To help out in this thread I dug out a couple of URLs for good clustering resources on Microsoft's site. Looking though my home Wiki for the links got me thinking about a clustering job I did early this year which was pretty scary job and nerve-wracking.
The gig was for a reasonably high traffic web site. They had load balanced web and Java app servers and wanted to give the database some redundancy. The problem was, one of the servers intended for the cluster was the current database server. The meant that instead of building up and testing a cluster before deploying it, I had to :
- Build a single node cluster
- Bring the site down and transfer the live database to my single node cluster (the database was about 6GB backed up)
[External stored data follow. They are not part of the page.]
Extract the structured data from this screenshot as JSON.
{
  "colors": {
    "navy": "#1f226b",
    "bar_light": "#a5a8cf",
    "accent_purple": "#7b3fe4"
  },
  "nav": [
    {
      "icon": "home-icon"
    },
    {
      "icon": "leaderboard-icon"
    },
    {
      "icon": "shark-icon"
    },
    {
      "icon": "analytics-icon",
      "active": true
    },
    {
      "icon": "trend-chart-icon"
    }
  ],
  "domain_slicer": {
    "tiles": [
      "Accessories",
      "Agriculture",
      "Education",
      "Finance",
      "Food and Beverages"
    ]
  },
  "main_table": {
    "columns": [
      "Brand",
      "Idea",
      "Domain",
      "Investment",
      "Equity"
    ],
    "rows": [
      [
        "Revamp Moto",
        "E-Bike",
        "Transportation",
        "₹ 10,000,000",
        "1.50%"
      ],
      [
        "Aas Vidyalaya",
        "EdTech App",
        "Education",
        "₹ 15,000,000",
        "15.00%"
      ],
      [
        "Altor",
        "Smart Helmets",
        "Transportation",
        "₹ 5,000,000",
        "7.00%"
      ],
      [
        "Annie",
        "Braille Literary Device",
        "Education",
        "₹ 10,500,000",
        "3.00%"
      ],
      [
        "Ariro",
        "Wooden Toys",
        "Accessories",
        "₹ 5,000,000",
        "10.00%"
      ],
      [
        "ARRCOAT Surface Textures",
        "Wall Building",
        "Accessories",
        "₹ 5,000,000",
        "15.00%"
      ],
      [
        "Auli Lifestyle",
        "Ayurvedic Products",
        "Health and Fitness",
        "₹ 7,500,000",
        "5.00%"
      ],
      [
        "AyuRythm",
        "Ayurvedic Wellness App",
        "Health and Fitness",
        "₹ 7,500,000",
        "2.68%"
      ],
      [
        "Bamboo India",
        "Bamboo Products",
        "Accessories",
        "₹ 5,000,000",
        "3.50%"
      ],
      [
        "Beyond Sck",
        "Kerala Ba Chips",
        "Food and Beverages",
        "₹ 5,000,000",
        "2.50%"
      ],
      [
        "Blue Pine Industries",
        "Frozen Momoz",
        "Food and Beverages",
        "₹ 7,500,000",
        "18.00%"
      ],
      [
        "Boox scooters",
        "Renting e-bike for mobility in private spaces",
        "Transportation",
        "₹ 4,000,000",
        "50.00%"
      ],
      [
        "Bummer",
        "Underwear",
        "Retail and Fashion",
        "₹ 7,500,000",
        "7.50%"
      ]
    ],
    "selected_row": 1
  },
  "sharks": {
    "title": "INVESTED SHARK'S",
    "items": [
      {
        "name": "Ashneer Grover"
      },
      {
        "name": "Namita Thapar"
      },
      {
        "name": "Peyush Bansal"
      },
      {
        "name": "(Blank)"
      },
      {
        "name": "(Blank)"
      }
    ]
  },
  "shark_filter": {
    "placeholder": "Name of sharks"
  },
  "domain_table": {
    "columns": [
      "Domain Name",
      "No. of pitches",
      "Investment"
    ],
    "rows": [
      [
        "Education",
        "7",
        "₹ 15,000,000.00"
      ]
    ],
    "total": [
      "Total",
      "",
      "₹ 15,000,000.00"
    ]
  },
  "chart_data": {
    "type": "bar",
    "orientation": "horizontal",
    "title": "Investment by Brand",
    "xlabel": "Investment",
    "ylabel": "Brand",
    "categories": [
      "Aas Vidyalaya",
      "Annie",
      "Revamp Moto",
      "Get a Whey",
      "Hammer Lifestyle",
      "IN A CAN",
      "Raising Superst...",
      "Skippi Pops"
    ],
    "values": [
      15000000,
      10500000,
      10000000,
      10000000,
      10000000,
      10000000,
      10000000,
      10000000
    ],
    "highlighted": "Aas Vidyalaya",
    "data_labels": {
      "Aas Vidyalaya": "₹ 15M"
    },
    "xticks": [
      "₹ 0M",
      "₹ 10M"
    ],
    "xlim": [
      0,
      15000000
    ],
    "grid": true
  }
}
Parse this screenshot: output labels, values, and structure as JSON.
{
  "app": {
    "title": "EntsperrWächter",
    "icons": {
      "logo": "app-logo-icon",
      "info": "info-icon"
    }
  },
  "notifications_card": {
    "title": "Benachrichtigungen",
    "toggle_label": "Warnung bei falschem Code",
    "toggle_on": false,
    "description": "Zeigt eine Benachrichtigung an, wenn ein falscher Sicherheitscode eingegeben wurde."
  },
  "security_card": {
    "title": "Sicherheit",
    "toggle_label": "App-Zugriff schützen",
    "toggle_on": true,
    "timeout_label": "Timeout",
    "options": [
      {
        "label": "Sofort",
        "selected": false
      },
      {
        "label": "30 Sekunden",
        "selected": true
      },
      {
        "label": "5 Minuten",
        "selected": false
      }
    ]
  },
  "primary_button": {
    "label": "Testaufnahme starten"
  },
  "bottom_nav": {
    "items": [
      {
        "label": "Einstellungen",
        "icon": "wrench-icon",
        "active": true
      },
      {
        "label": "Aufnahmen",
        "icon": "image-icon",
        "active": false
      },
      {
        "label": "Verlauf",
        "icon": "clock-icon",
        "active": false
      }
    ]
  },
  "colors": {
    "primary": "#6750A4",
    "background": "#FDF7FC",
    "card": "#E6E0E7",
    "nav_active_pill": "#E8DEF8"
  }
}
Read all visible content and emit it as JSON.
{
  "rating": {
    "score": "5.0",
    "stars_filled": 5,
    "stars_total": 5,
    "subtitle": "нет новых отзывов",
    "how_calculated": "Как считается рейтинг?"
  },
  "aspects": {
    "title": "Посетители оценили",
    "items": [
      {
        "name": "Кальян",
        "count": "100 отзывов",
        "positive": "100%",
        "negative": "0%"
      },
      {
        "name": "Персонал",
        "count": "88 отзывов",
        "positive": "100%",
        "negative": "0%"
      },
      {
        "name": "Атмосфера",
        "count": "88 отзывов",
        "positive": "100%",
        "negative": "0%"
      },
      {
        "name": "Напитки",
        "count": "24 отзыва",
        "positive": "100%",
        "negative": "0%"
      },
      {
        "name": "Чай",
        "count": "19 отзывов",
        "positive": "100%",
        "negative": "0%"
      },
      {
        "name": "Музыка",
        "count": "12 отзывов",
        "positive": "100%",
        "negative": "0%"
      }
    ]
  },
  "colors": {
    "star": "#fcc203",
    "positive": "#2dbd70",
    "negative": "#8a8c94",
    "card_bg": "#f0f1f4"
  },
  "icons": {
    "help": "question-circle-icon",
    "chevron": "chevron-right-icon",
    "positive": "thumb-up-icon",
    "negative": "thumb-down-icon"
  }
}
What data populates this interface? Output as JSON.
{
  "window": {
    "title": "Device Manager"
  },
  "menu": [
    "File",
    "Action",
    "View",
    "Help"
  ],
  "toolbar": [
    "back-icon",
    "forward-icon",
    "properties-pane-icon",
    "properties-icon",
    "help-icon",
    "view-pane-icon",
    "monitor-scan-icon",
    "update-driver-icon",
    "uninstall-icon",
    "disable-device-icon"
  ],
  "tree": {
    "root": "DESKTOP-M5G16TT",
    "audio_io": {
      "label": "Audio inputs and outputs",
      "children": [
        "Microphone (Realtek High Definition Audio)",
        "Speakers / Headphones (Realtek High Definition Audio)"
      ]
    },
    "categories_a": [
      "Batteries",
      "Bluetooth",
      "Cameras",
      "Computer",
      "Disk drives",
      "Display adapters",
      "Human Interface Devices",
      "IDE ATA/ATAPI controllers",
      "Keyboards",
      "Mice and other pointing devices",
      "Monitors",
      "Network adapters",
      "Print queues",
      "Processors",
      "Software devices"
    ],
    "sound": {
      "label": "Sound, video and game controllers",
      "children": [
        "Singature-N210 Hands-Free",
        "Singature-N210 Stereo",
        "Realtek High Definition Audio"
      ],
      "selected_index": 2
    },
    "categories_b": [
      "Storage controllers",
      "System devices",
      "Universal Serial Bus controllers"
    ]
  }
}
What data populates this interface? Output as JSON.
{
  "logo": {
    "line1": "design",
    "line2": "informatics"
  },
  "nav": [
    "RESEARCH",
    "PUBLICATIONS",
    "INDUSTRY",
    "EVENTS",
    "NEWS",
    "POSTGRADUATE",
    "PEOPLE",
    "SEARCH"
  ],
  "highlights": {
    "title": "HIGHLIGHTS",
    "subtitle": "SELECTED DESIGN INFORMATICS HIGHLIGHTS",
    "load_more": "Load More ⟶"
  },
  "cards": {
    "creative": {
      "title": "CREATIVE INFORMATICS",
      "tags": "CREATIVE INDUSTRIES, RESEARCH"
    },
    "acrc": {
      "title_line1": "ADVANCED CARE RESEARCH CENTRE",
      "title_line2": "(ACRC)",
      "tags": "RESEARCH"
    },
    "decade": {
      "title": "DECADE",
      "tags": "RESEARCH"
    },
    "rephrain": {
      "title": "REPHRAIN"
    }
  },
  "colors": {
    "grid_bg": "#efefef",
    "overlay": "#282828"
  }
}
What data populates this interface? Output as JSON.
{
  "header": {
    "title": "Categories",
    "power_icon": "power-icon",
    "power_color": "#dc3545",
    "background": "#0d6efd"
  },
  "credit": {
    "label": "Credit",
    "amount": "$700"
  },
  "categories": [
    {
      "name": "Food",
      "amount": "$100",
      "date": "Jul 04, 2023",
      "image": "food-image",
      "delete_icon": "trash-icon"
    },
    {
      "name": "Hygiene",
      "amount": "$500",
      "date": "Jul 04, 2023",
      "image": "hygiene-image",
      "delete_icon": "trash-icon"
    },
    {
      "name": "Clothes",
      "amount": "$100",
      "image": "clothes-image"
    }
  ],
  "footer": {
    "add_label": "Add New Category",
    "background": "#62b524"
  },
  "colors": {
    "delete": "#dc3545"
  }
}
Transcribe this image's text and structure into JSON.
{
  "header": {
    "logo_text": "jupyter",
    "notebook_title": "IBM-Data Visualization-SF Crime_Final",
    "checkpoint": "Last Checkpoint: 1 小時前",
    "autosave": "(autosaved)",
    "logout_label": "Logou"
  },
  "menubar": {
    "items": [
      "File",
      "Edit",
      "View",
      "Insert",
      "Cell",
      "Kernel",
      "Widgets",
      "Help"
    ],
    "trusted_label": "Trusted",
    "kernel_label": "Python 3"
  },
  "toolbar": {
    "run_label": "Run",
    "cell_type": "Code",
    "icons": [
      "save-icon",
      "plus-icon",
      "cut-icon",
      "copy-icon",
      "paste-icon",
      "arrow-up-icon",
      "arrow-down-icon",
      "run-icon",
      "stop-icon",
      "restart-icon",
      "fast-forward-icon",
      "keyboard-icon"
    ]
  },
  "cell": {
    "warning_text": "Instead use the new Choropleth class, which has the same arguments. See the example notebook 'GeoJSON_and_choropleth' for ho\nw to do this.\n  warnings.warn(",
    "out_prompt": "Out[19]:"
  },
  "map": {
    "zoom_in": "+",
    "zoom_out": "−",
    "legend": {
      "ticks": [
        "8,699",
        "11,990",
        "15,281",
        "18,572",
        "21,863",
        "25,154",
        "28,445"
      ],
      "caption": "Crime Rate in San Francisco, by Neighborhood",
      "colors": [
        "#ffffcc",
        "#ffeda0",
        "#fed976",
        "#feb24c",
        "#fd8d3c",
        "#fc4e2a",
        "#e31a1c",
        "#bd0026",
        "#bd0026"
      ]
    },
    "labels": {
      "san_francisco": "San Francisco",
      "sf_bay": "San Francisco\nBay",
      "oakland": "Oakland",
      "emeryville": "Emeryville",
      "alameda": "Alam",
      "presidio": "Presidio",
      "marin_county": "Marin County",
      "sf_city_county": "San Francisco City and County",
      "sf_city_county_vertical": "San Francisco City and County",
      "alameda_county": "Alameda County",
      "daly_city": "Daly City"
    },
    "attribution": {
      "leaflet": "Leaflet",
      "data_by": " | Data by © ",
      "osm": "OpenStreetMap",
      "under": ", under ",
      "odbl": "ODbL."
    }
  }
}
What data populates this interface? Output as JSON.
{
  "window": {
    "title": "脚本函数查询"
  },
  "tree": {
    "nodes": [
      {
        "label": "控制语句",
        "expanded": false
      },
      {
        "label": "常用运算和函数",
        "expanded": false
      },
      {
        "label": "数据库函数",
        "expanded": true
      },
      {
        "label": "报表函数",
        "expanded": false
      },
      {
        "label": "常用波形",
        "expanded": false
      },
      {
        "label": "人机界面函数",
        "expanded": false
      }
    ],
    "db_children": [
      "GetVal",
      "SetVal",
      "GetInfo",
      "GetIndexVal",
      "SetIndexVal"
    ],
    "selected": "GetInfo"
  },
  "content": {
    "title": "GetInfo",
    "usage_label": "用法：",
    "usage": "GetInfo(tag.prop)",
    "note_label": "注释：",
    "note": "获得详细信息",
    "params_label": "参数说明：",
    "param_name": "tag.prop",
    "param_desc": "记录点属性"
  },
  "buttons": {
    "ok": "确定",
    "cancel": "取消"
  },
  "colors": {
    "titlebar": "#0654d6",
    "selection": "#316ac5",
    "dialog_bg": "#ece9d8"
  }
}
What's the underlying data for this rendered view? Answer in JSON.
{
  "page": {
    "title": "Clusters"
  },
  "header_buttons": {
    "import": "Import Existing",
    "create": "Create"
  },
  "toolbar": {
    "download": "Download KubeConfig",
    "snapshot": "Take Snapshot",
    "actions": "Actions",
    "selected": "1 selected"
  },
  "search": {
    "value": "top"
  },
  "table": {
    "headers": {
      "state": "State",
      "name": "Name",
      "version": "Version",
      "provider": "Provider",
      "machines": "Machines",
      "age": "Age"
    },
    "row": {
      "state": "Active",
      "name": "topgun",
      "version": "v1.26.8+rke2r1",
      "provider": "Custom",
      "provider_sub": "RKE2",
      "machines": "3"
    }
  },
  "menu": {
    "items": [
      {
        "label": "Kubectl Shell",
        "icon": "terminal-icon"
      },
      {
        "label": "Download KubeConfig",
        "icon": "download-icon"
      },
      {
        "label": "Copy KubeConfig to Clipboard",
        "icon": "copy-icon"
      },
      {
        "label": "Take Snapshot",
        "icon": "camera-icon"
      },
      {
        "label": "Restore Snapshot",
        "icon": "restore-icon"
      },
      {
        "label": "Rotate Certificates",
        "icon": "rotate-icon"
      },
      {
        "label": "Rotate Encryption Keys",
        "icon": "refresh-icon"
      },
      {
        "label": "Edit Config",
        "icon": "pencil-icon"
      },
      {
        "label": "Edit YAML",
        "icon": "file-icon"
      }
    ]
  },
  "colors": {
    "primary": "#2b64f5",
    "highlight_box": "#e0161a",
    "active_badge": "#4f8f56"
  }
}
- Make a bunch of server IP address changes (the address was coded in various places in the app server)
- Bring up the site, hopefully pointing at the new virtual node.
- Breathe major sigh of relief
- Reformat and rebuild the spare machine (the old live database server)
- Apply all service packs etc
- Get the machine to join the live cluster (hoping like hell it didn't bring the other node down)
- Install an SQL Server node on the box (hoping like hell it didn't bring the other node down)
- Make sure it all worked by failing nodes over to eachother (hoping like hell it would actually come back up)
* I do not recommend doing this, it in no way represents any sort of a best practice (in fact quite the opposite). Don't try this at home.
Thankfully, the whole process went without any major hitches and the site only had about 40 minutes of downtime. There were a few VERY nervous minutes there hoping it all went OK. One interesting thing was the application servers would queue requests when the DB server became unavailable. When we manually failed over to the secondary node it took up to a minute, by which time the app servers had a LOT of requests lined up ready to go. When the secondary node came to, it was rudely assaulted by two app servers worth of requests. This really isn't a nice way to wake up so it got a little grumpy :). We managed to tune things so it handled it a little better and everything was happy again.
The other fun thing was that we couldn't get the firewall reconfigured to allow us to use terminal services to do any of the work, and it was too much hassle removing the machines to do work on them. So the above list represents me going insane sitting in an uncomfortable chair in a noisy and cold data center for 3 days straight.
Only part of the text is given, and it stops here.